New Preclinical Support for Illuminoss Intramedullary Biologic Fixation of Long Bone Fractures

Newly published data shows that percutaneous intramedullary fixation using a light-curable polymer, can provide for stabilization of bone fractures while avoiding the need for large tissue-dissections.

Background

It’s six years since we first covered the technology that is the IlluminOss® System, since which time it’s gained CE mark approval for marketing in Europe and more recently undertaken clinical trial work in the U.S. under the auspices of not-for-profit preclinical research institute, CBSET. Data from these studies has now been published in the Journal of Biomedical Materials Research Part B: Applied Biomaterials

The IlluminOss System combines the use of proven medical polymers and traditional balloon catheter technology to provide a completely new technology for patient-specific, percutaneous orthopedic implants. The implant begins as a liquid monomer that is completely contained within a Dacron or PET balloon. Once inside a patient’s bone, it conforms to the geometry of that patient’s intramedullary canal, in contrast to traditional rigid intramedullary rods, which have only small discrete contact points.

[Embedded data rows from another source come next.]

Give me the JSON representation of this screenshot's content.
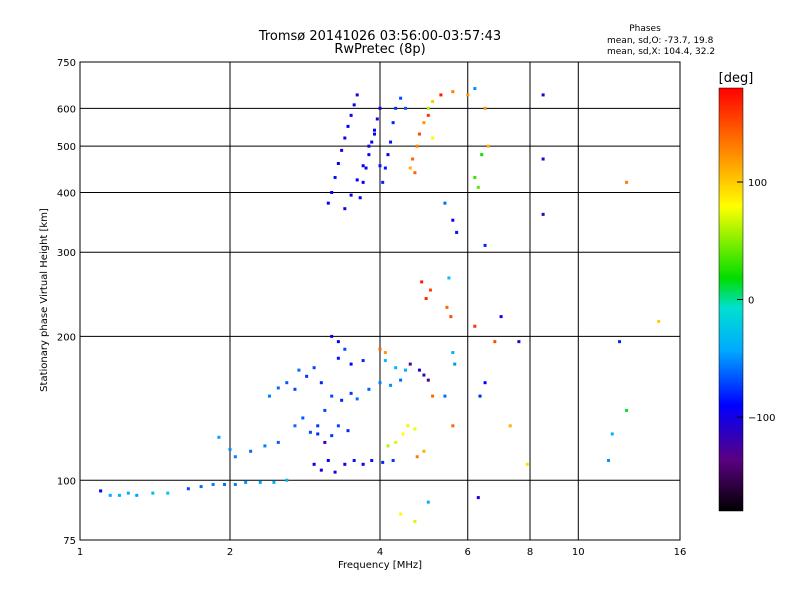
{
  "title": "Tromsø 20141026 03:56:00-03:57:43",
  "subtitle": "RwPretec (8p)",
  "stats": {
    "heading": "Phases",
    "line_o": "mean, sd,O: -73.7, 19.8",
    "line_x": "mean, sd,X: 104.4, 32.2"
  },
  "colorbar": {
    "label": "[deg]",
    "range": [
      -180,
      180
    ],
    "ticks": [
      {
        "value": 100,
        "label": "100"
      },
      {
        "value": 0,
        "label": "0"
      },
      {
        "value": -100,
        "label": "−100"
      }
    ]
  },
  "chart_data": {
    "type": "scatter",
    "xlabel": "Frequency [MHz]",
    "ylabel": "Stationary phase Virtual Height [km]",
    "xscale": "log",
    "yscale": "log",
    "xlim": [
      1,
      16
    ],
    "ylim": [
      75,
      750
    ],
    "grid": true,
    "xticks": [
      {
        "value": 1,
        "label": "1"
      },
      {
        "value": 2,
        "label": "2"
      },
      {
        "value": 4,
        "label": "4"
      },
      {
        "value": 6,
        "label": "6"
      },
      {
        "value": 8,
        "label": "8"
      },
      {
        "value": 10,
        "label": "10"
      },
      {
        "value": 16,
        "label": "16"
      }
    ],
    "yticks": [
      {
        "value": 75,
        "label": "75"
      },
      {
        "value": 100,
        "label": "100"
      },
      {
        "value": 200,
        "label": "200"
      },
      {
        "value": 300,
        "label": "300"
      },
      {
        "value": 400,
        "label": "400"
      },
      {
        "value": 500,
        "label": "500"
      },
      {
        "value": 600,
        "label": "600"
      },
      {
        "value": 750,
        "label": "750"
      }
    ],
    "color_by": "phase [deg]",
    "points": [
      [
        1.1,
        95,
        -95
      ],
      [
        1.15,
        93,
        -40
      ],
      [
        1.2,
        93,
        -35
      ],
      [
        1.25,
        94,
        -40
      ],
      [
        1.3,
        93,
        -45
      ],
      [
        1.4,
        94,
        -30
      ],
      [
        1.5,
        94,
        -25
      ],
      [
        1.65,
        96,
        -70
      ],
      [
        1.75,
        97,
        -60
      ],
      [
        1.85,
        98,
        -55
      ],
      [
        1.95,
        98,
        -60
      ],
      [
        2.05,
        98,
        -55
      ],
      [
        2.15,
        99,
        -50
      ],
      [
        2.3,
        99,
        -45
      ],
      [
        2.45,
        99,
        -40
      ],
      [
        2.6,
        100,
        -35
      ],
      [
        1.9,
        123,
        -45
      ],
      [
        2.0,
        116,
        -50
      ],
      [
        2.05,
        112,
        -55
      ],
      [
        2.2,
        115,
        -60
      ],
      [
        2.35,
        118,
        -55
      ],
      [
        2.5,
        120,
        -65
      ],
      [
        2.4,
        150,
        -55
      ],
      [
        2.5,
        156,
        -60
      ],
      [
        2.6,
        160,
        -65
      ],
      [
        2.7,
        155,
        -70
      ],
      [
        2.75,
        170,
        -60
      ],
      [
        2.85,
        165,
        -75
      ],
      [
        2.95,
        172,
        -70
      ],
      [
        3.05,
        160,
        -80
      ],
      [
        2.7,
        130,
        -60
      ],
      [
        2.8,
        135,
        -65
      ],
      [
        2.9,
        126,
        -70
      ],
      [
        3.0,
        130,
        -75
      ],
      [
        3.1,
        140,
        -70
      ],
      [
        2.95,
        108,
        -90
      ],
      [
        3.05,
        105,
        -100
      ],
      [
        3.15,
        110,
        -95
      ],
      [
        3.25,
        104,
        -110
      ],
      [
        3.4,
        108,
        -95
      ],
      [
        3.55,
        110,
        -85
      ],
      [
        3.7,
        108,
        -90
      ],
      [
        3.85,
        110,
        -85
      ],
      [
        4.05,
        109,
        -80
      ],
      [
        4.25,
        110,
        -75
      ],
      [
        3.0,
        125,
        -80
      ],
      [
        3.1,
        120,
        -120
      ],
      [
        3.2,
        124,
        -75
      ],
      [
        3.3,
        130,
        -70
      ],
      [
        3.45,
        127,
        -80
      ],
      [
        3.2,
        150,
        -70
      ],
      [
        3.35,
        147,
        -80
      ],
      [
        3.5,
        152,
        -75
      ],
      [
        3.6,
        148,
        -60
      ],
      [
        3.8,
        155,
        -65
      ],
      [
        4.0,
        160,
        -55
      ],
      [
        4.2,
        158,
        -50
      ],
      [
        4.4,
        162,
        -60
      ],
      [
        3.3,
        180,
        -85
      ],
      [
        3.4,
        188,
        -70
      ],
      [
        3.5,
        175,
        -90
      ],
      [
        3.7,
        178,
        -80
      ],
      [
        4.1,
        178,
        -30
      ],
      [
        4.3,
        172,
        -35
      ],
      [
        4.5,
        170,
        -40
      ],
      [
        3.2,
        200,
        -90
      ],
      [
        3.3,
        195,
        -95
      ],
      [
        4.0,
        188,
        140
      ],
      [
        4.1,
        185,
        120
      ],
      [
        4.15,
        118,
        60
      ],
      [
        4.3,
        120,
        70
      ],
      [
        4.45,
        125,
        80
      ],
      [
        4.55,
        130,
        85
      ],
      [
        4.7,
        128,
        75
      ],
      [
        4.75,
        112,
        130
      ],
      [
        4.9,
        115,
        110
      ],
      [
        4.6,
        175,
        -130
      ],
      [
        4.8,
        170,
        -110
      ],
      [
        4.9,
        166,
        -120
      ],
      [
        5.0,
        162,
        -140
      ],
      [
        5.1,
        150,
        140
      ],
      [
        4.85,
        260,
        170
      ],
      [
        4.95,
        240,
        165
      ],
      [
        5.05,
        250,
        155
      ],
      [
        5.45,
        230,
        140
      ],
      [
        5.55,
        220,
        150
      ],
      [
        5.5,
        265,
        -30
      ],
      [
        5.6,
        185,
        -40
      ],
      [
        5.65,
        175,
        -50
      ],
      [
        5.4,
        150,
        -60
      ],
      [
        5.6,
        130,
        140
      ],
      [
        6.2,
        210,
        160
      ],
      [
        6.35,
        150,
        -80
      ],
      [
        6.5,
        160,
        -90
      ],
      [
        6.8,
        195,
        150
      ],
      [
        7.0,
        220,
        -100
      ],
      [
        7.3,
        130,
        110
      ],
      [
        7.6,
        195,
        -110
      ],
      [
        7.9,
        108,
        90
      ],
      [
        5.0,
        90,
        -40
      ],
      [
        6.3,
        92,
        -100
      ],
      [
        4.4,
        85,
        80
      ],
      [
        4.7,
        82,
        70
      ],
      [
        11.5,
        110,
        -50
      ],
      [
        11.7,
        125,
        -40
      ],
      [
        12.5,
        140,
        10
      ],
      [
        14.5,
        215,
        100
      ],
      [
        12.1,
        195,
        -80
      ],
      [
        3.15,
        380,
        -95
      ],
      [
        3.2,
        400,
        -90
      ],
      [
        3.25,
        430,
        -85
      ],
      [
        3.3,
        460,
        -95
      ],
      [
        3.35,
        490,
        -100
      ],
      [
        3.4,
        520,
        -95
      ],
      [
        3.45,
        550,
        -90
      ],
      [
        3.5,
        580,
        -100
      ],
      [
        3.55,
        610,
        -95
      ],
      [
        3.6,
        640,
        -105
      ],
      [
        3.65,
        390,
        -90
      ],
      [
        3.7,
        420,
        -95
      ],
      [
        3.75,
        450,
        -100
      ],
      [
        3.8,
        480,
        -95
      ],
      [
        3.85,
        510,
        -90
      ],
      [
        3.9,
        540,
        -95
      ],
      [
        3.95,
        570,
        -100
      ],
      [
        4.0,
        600,
        -105
      ],
      [
        4.05,
        420,
        -80
      ],
      [
        4.1,
        450,
        -85
      ],
      [
        4.15,
        480,
        -90
      ],
      [
        4.2,
        510,
        -85
      ],
      [
        4.25,
        560,
        -80
      ],
      [
        4.3,
        600,
        -75
      ],
      [
        4.4,
        630,
        -70
      ],
      [
        4.5,
        600,
        -65
      ],
      [
        3.4,
        370,
        -100
      ],
      [
        3.5,
        395,
        -95
      ],
      [
        3.6,
        425,
        -90
      ],
      [
        3.7,
        455,
        -95
      ],
      [
        3.8,
        500,
        -100
      ],
      [
        3.9,
        530,
        -95
      ],
      [
        4.0,
        455,
        -85
      ],
      [
        4.6,
        450,
        110
      ],
      [
        4.65,
        470,
        140
      ],
      [
        4.75,
        500,
        130
      ],
      [
        4.8,
        530,
        150
      ],
      [
        4.9,
        560,
        120
      ],
      [
        5.0,
        580,
        160
      ],
      [
        5.1,
        620,
        100
      ],
      [
        5.3,
        640,
        170
      ],
      [
        5.6,
        650,
        130
      ],
      [
        4.7,
        440,
        140
      ],
      [
        5.0,
        600,
        60
      ],
      [
        5.1,
        520,
        80
      ],
      [
        5.4,
        380,
        -60
      ],
      [
        6.2,
        430,
        30
      ],
      [
        6.3,
        410,
        40
      ],
      [
        6.4,
        480,
        20
      ],
      [
        6.5,
        600,
        120
      ],
      [
        6.6,
        500,
        110
      ],
      [
        6.0,
        640,
        120
      ],
      [
        6.2,
        660,
        -50
      ],
      [
        5.6,
        350,
        -95
      ],
      [
        5.7,
        330,
        -85
      ],
      [
        6.5,
        310,
        -80
      ],
      [
        8.5,
        640,
        -110
      ],
      [
        8.5,
        470,
        -110
      ],
      [
        8.5,
        360,
        -115
      ],
      [
        12.5,
        420,
        130
      ]
    ]
  }
}
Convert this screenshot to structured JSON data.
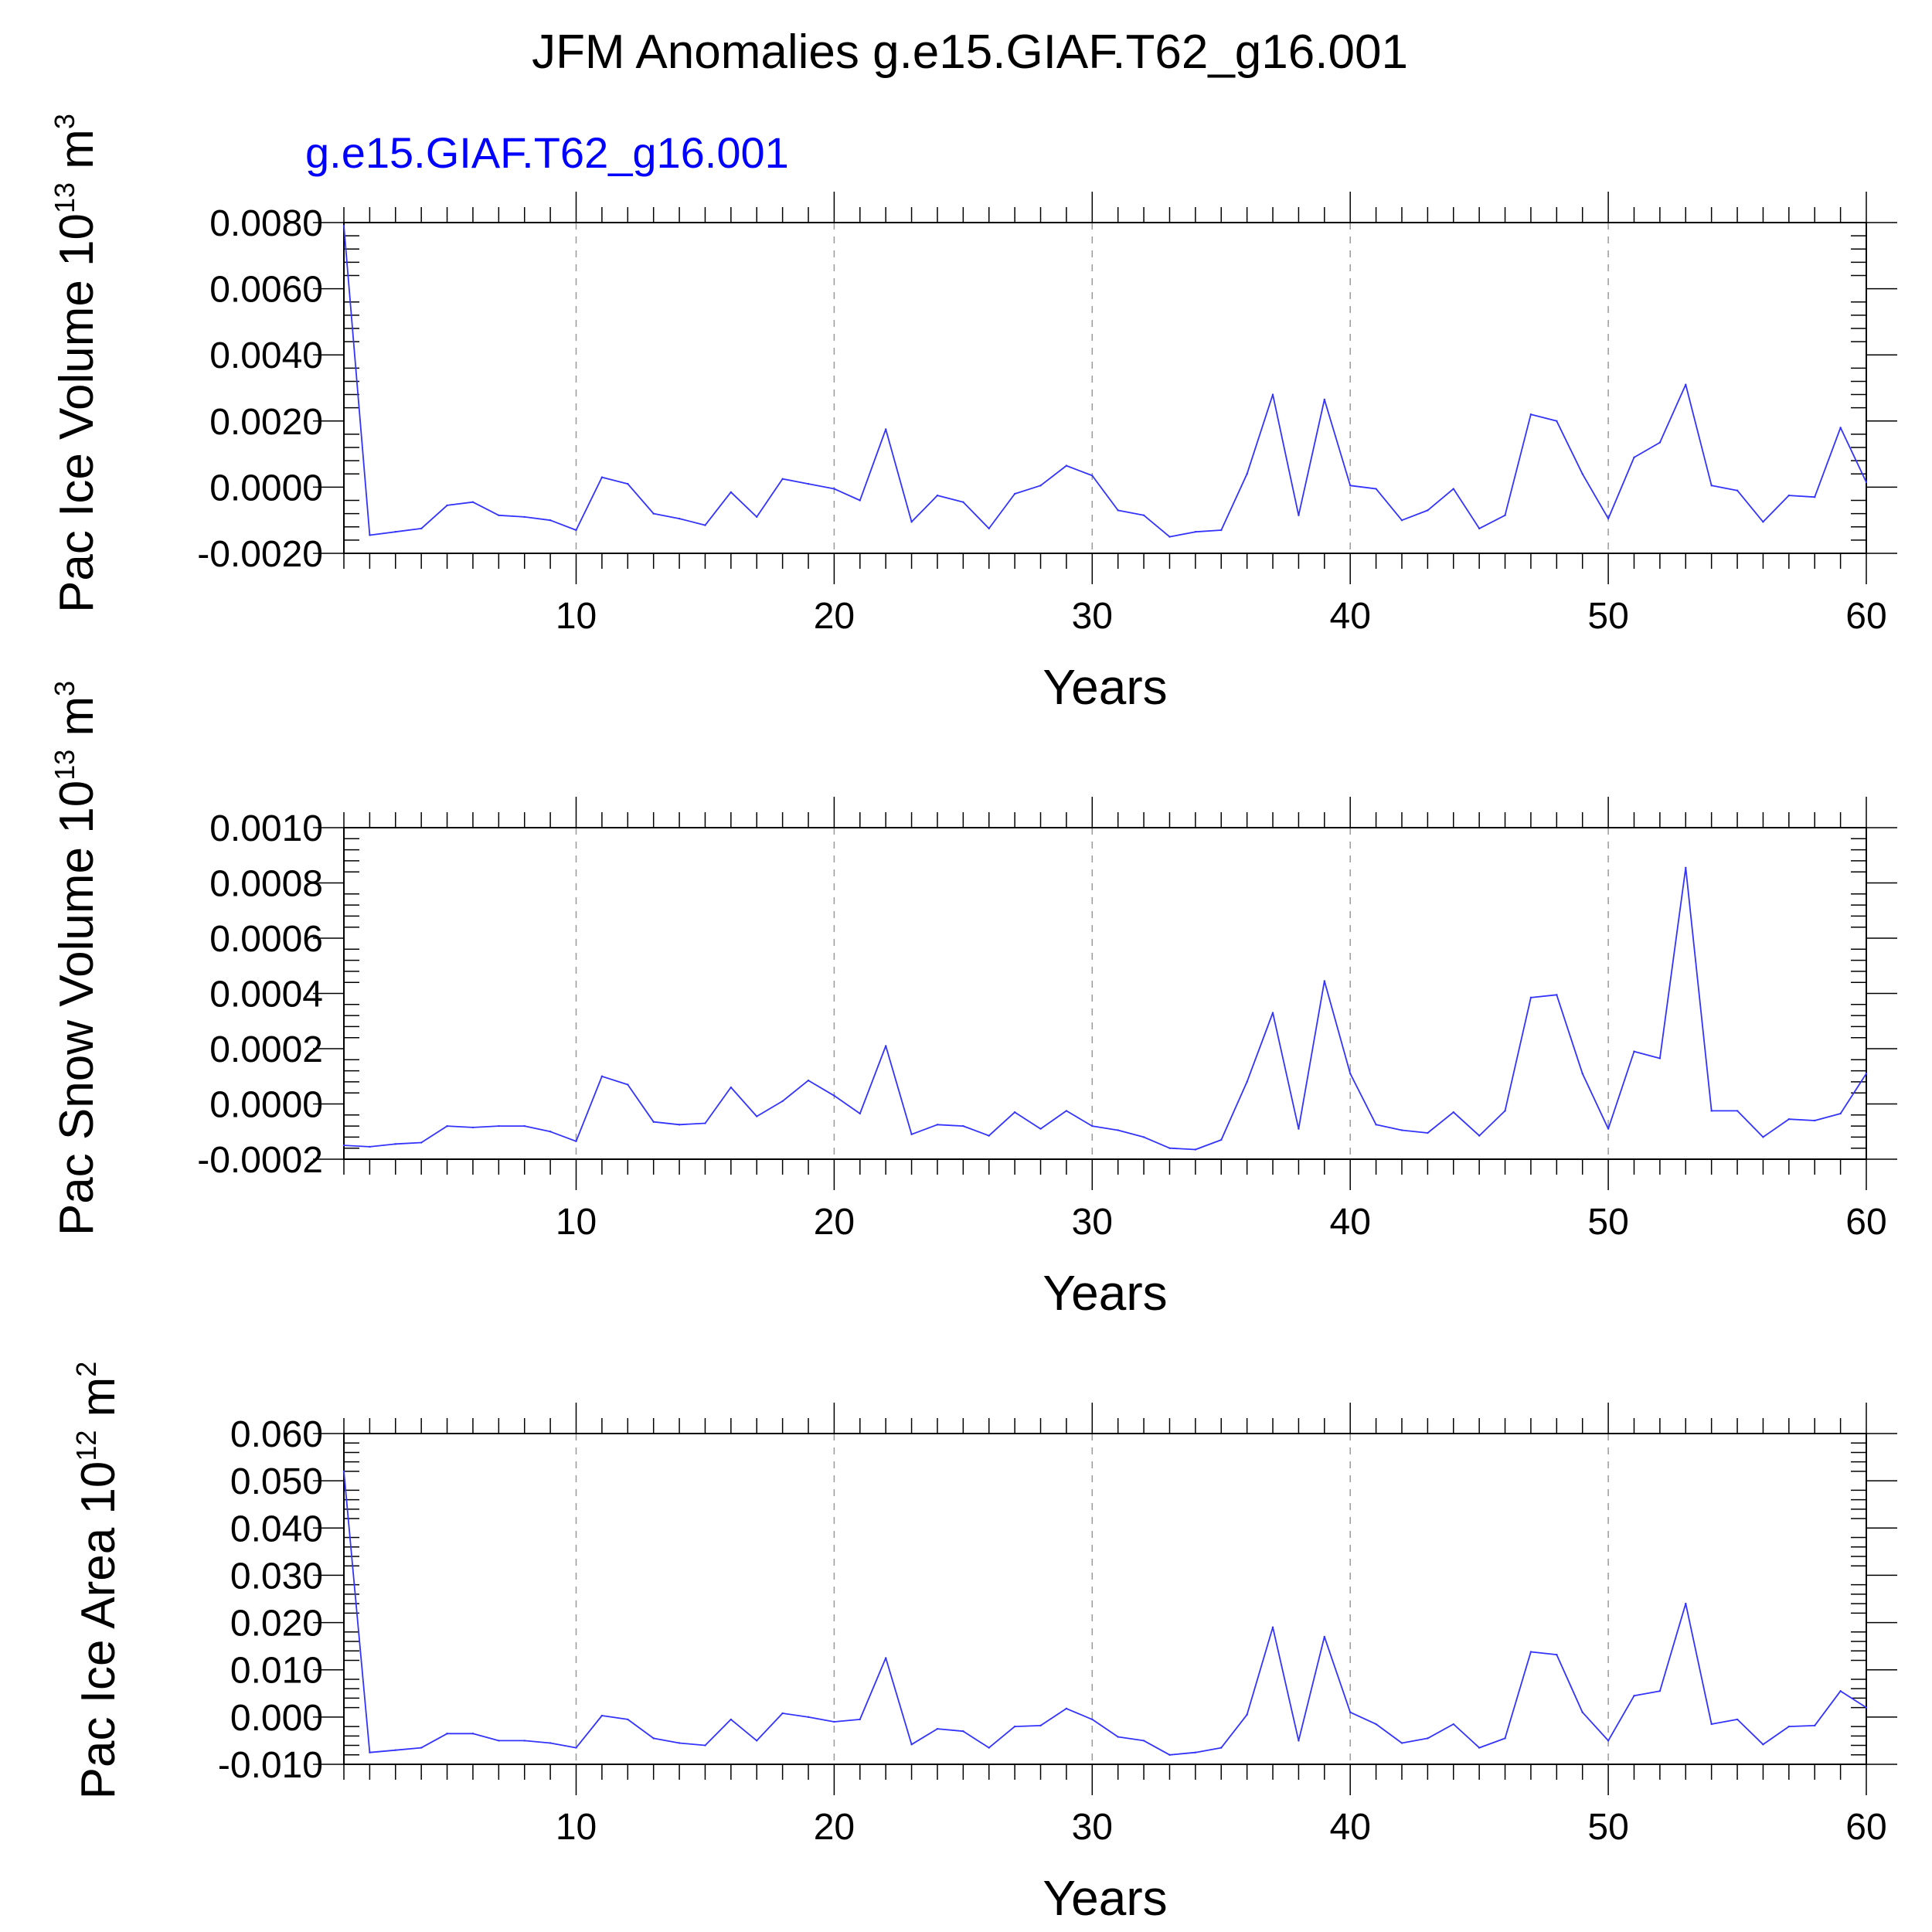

The system is commercially available for approved clinical applications in Europe and other international markets through both a direct sales force and distribution networks, giving international surgeons the option to use it alone or in conjunction with traditional hardware and screws for multiple types of fractures.

Up next we expect to see results from human trials in the U.S. as flagged by this post last November (2014). It details a clinical trial for the treatments of impending and pathologic fractures in the humerus due to metastatic carcinoma.

CBSET comments 

“Our study validates the intramedullary application of a light-curable photodynamic bone stabilization system from study sponsor IlluminOss Medical as a biocompatible and feasible method for fracture fixation repair in load-bearing bones, such as the long bones of the leg,” said principal investigator Brett G. Zani, Ph.D., Director of Applied Sciences, CBSET. “The data demonstrated that PBSS did not disrupt bone formation when injected into intact bones, but did lead to increasing levels of cortical bone from 8 to 26 weeks when used in the fracture gap.”

“IlluminOss represents a significant innovation in orthopedic trauma, providing patients with fracture fixation options that are metal-free and delivered in a minimally-invasive manner,” said Peter Markham, President, CEO and a co-founder of CBSET. “We are proud to have helped IlluminOss validate its novel technology. Since 2006, we have set the medtech gold standard for cutting-edge preclinical science, helping more than 400 companies transform their early-stage concepts into innovative therapies.”